Su segnalazione di numerose associazioni a tutela della privacy, paesi come la Germania, la Spagna, la Francia, l’Australia e la Nuova Zelanda hanno avviato una serie di indagini per verificare la fondatezza delle accuse legate alla raccolta non autorizzata di informazioni sulle reti WiFi pubbliche e private. Dopo l’intervento di Privacy International, la Metropolitan Police di Londra ha deciso di avviare una prima inchiesta che potrebbe richiedere una decina di giorni per essere portata a termine. Il caso potrebbe essere successivamente passato ad altre forze di polizia per approfondimenti.

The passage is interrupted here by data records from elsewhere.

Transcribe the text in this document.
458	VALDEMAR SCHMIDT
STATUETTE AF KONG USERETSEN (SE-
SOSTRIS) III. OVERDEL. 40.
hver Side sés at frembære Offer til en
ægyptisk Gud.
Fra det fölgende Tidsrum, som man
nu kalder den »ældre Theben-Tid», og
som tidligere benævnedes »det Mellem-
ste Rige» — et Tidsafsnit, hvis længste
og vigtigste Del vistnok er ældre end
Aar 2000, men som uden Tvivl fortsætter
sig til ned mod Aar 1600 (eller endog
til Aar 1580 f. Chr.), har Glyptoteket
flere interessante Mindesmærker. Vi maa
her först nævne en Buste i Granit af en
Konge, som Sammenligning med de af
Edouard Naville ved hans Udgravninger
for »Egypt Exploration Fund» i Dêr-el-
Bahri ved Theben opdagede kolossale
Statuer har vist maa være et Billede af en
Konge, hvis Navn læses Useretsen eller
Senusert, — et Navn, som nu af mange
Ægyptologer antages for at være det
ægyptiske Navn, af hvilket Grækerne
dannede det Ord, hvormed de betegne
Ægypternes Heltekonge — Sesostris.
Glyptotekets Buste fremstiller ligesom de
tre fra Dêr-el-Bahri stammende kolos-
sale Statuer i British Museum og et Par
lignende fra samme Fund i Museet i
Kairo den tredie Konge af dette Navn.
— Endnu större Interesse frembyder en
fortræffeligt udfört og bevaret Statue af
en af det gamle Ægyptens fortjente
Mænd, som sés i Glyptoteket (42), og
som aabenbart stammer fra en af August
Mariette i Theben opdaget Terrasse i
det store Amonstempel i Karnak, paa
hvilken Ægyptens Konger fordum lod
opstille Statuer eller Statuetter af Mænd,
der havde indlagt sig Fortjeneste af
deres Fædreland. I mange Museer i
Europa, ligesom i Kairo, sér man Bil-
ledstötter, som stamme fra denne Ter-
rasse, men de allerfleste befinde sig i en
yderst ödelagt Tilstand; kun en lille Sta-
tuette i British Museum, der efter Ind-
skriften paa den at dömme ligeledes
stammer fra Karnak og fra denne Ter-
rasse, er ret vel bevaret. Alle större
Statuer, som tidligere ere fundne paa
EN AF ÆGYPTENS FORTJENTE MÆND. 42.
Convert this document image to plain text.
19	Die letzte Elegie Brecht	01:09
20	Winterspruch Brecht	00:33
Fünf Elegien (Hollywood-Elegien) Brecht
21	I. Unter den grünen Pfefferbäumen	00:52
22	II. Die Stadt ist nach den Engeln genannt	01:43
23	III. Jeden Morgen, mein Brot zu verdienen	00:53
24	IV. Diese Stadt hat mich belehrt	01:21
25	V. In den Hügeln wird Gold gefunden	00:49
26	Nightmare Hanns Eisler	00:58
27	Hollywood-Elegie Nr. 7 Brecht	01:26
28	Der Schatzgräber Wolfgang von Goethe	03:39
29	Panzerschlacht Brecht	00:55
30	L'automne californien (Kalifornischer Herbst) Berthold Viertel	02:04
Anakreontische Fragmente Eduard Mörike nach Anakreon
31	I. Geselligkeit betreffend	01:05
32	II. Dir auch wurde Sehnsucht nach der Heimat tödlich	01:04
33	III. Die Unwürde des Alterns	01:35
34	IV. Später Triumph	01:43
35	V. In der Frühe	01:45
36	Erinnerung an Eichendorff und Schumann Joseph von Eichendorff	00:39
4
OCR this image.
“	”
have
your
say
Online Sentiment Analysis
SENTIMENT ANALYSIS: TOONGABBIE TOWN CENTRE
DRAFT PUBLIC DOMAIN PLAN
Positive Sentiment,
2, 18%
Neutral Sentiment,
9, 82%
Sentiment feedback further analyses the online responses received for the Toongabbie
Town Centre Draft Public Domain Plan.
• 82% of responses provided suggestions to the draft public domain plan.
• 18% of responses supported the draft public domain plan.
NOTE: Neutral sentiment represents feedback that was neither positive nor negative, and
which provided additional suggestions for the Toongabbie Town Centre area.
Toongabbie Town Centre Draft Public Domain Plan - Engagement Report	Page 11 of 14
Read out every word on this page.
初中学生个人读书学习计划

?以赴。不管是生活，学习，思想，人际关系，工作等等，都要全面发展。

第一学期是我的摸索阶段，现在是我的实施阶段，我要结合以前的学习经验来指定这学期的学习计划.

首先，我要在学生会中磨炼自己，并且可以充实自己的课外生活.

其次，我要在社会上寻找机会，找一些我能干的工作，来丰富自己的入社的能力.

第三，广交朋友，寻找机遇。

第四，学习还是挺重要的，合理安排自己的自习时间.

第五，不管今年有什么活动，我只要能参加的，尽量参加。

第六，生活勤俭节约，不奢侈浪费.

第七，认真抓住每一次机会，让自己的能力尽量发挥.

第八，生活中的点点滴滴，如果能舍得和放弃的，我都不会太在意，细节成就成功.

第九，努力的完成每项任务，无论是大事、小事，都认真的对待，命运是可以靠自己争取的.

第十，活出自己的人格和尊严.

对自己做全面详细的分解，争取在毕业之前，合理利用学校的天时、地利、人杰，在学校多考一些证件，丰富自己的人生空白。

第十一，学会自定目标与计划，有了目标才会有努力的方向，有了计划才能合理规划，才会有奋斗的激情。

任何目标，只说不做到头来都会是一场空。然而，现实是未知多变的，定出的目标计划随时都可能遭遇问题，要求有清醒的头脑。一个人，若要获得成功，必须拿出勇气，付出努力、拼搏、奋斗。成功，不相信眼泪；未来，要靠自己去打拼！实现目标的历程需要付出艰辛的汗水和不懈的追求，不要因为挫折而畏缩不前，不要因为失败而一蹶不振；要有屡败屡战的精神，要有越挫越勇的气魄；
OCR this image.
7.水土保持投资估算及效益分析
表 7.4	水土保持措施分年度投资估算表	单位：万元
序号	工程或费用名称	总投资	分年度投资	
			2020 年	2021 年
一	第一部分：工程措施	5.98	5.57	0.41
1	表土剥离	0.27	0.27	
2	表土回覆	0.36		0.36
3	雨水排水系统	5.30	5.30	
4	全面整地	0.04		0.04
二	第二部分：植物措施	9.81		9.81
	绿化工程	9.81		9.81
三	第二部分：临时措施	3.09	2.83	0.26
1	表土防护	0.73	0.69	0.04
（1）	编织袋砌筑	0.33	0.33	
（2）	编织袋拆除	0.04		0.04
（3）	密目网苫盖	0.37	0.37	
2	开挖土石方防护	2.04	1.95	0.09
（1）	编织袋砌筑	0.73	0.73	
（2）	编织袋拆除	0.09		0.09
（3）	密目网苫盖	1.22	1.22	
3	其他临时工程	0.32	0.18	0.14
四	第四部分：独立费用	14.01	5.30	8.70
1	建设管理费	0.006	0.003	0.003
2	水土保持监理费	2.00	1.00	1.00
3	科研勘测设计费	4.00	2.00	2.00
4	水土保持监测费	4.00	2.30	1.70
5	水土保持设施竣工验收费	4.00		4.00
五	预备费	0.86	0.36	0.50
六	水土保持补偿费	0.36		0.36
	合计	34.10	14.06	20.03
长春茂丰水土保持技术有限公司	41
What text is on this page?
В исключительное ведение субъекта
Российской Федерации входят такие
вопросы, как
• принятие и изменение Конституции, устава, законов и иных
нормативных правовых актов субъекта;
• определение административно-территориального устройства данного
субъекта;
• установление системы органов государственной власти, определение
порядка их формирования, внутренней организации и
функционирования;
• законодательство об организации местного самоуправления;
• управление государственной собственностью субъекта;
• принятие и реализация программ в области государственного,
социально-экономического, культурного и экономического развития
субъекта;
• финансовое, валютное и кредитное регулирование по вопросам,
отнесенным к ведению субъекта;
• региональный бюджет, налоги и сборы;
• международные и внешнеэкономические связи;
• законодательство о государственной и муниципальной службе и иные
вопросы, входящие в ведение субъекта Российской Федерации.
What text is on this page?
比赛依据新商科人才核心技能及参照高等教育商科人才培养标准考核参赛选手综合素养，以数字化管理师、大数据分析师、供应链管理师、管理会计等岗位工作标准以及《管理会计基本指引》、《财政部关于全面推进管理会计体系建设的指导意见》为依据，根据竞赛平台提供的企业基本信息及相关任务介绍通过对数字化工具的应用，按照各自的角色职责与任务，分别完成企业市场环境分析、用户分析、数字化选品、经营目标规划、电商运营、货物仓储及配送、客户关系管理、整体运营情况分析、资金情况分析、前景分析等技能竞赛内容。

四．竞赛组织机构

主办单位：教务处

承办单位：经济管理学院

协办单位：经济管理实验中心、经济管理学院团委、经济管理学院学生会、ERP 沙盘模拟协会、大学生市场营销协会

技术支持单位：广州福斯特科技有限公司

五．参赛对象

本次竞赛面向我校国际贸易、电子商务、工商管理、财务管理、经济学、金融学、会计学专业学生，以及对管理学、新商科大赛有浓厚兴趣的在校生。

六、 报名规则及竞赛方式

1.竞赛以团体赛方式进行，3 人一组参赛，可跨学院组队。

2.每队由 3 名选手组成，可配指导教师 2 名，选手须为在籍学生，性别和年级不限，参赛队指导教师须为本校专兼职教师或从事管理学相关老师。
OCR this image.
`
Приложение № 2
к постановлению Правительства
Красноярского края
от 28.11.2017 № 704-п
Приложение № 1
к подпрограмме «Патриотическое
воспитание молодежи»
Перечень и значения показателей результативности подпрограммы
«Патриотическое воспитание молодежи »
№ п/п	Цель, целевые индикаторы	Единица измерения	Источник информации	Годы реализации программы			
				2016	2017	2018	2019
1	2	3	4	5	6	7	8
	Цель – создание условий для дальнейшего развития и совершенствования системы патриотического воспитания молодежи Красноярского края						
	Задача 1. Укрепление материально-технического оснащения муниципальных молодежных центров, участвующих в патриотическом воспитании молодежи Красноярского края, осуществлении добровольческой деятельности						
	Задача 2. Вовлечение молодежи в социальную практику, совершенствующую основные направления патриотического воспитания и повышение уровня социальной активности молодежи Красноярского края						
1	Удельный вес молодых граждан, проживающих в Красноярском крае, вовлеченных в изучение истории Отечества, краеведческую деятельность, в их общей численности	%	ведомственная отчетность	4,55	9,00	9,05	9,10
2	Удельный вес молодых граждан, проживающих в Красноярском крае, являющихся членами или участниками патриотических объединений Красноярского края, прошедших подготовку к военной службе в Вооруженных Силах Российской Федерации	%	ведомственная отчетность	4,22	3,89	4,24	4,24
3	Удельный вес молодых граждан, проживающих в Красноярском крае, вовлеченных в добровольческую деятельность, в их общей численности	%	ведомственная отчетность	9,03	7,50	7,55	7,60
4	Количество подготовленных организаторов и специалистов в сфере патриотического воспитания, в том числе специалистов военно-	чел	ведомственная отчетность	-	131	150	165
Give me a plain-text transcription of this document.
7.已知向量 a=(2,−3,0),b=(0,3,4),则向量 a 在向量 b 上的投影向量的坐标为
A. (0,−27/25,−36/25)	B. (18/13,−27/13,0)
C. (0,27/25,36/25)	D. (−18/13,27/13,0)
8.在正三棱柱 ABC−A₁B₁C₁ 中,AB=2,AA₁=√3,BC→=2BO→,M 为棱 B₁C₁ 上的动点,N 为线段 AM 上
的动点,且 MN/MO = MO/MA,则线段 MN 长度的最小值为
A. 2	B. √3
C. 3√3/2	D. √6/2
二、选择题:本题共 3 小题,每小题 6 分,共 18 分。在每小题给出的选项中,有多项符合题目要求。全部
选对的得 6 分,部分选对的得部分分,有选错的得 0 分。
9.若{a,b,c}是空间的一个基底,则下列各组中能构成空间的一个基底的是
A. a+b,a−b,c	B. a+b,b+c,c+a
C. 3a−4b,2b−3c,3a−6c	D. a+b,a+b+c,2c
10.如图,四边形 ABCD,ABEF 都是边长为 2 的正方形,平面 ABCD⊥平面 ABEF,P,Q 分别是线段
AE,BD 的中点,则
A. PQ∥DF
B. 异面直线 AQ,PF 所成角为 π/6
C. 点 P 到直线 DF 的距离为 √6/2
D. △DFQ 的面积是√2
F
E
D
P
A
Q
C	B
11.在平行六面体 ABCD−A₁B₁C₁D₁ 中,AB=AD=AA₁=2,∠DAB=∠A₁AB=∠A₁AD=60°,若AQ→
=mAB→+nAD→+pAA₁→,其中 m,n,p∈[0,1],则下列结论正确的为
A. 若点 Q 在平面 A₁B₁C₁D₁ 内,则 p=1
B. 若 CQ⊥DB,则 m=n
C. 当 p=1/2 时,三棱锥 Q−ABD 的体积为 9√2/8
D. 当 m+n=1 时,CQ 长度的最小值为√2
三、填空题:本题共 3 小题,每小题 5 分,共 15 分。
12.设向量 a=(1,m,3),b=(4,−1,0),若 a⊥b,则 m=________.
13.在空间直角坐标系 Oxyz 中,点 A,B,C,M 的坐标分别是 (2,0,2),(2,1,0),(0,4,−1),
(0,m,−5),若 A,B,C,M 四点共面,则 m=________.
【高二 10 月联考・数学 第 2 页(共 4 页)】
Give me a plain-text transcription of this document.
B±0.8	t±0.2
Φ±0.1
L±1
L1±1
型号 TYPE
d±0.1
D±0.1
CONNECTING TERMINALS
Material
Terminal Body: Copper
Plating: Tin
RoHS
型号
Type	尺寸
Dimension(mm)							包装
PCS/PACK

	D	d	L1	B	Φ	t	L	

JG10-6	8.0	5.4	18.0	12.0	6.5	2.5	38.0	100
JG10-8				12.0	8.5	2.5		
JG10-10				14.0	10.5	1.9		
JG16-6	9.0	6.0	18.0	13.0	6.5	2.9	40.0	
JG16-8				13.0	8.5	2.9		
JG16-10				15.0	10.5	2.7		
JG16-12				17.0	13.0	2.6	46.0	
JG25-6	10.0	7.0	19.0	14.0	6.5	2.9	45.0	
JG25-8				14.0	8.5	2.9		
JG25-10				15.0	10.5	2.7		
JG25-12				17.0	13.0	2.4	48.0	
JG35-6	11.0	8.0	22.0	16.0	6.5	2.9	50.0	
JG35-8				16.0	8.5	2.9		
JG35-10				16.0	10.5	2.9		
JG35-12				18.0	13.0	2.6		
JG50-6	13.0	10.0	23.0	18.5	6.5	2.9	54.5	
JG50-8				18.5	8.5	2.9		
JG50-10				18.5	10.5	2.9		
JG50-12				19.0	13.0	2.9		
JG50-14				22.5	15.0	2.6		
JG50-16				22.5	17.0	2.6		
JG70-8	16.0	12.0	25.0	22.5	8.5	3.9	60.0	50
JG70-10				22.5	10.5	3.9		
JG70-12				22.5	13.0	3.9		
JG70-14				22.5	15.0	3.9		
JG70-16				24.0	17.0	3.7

Ma non è solamente l’Europa a occuparsi del problema. Negli Stati Uniti il procuratore generale del Connecticut, Richard Blumenthal, ha organizzato un incontro cui hanno partecipato i rappresentanti di 30 Stati per decidere una linea comune da tenere nei confronti di Google. Blumenthal sostiene che i cittadini hanno il diritto di sapere quali informazioni personali siano state raccolte e per farne quale uso. Il motore di ricerca ha già offerto la propria collaborazione, ma secondo il procuratore le risposte ottenute sono state fino a ora evasive e poco chiare. La scorsa settimana, Lisa Madigan, il procuratore generale dello Stato dell’Illinois, aveva già avviato una prima indagine per verificare il comportamento della società e la presenza di eventuali illeciti verso i quali procedere.

Nonostante il crescente numero di Stati che hanno deciso di avviare indagini e verifiche, i responsabili di Google sono certi di non aver violato in alcun modo la legge con le loro automobili in giro per fotografare il mondo. Il motore di ricerca ha riconosciuto di aver raccolto più informazioni del dovuto, ma per errore, e che quegli stessi dati non violano comunque la privacy degli utenti. La polemica si trascina ormai da settimane e già a metà maggio Google aveva rilasciato un comunicato sul proprio blog ripromettendosi di rivedere il sistema di raccolta delle informazioni utilizzato sulle automobili di Street View:

Non appena ci siamo resi conto del problema, abbiamo fermato le auto di Street View e abbiamo isolato i dati sulla nostra rete, che è stata poi disconnessa per renderla inaccessibile. […] Inoltre, considerate le preoccupazioni, abbiamo deciso di non raccogliere più le informazioni sui dati delle reti WiFi. Questo incidente fotografa comunque la situazione delle attuali reti WiFi aperte e non protette da password.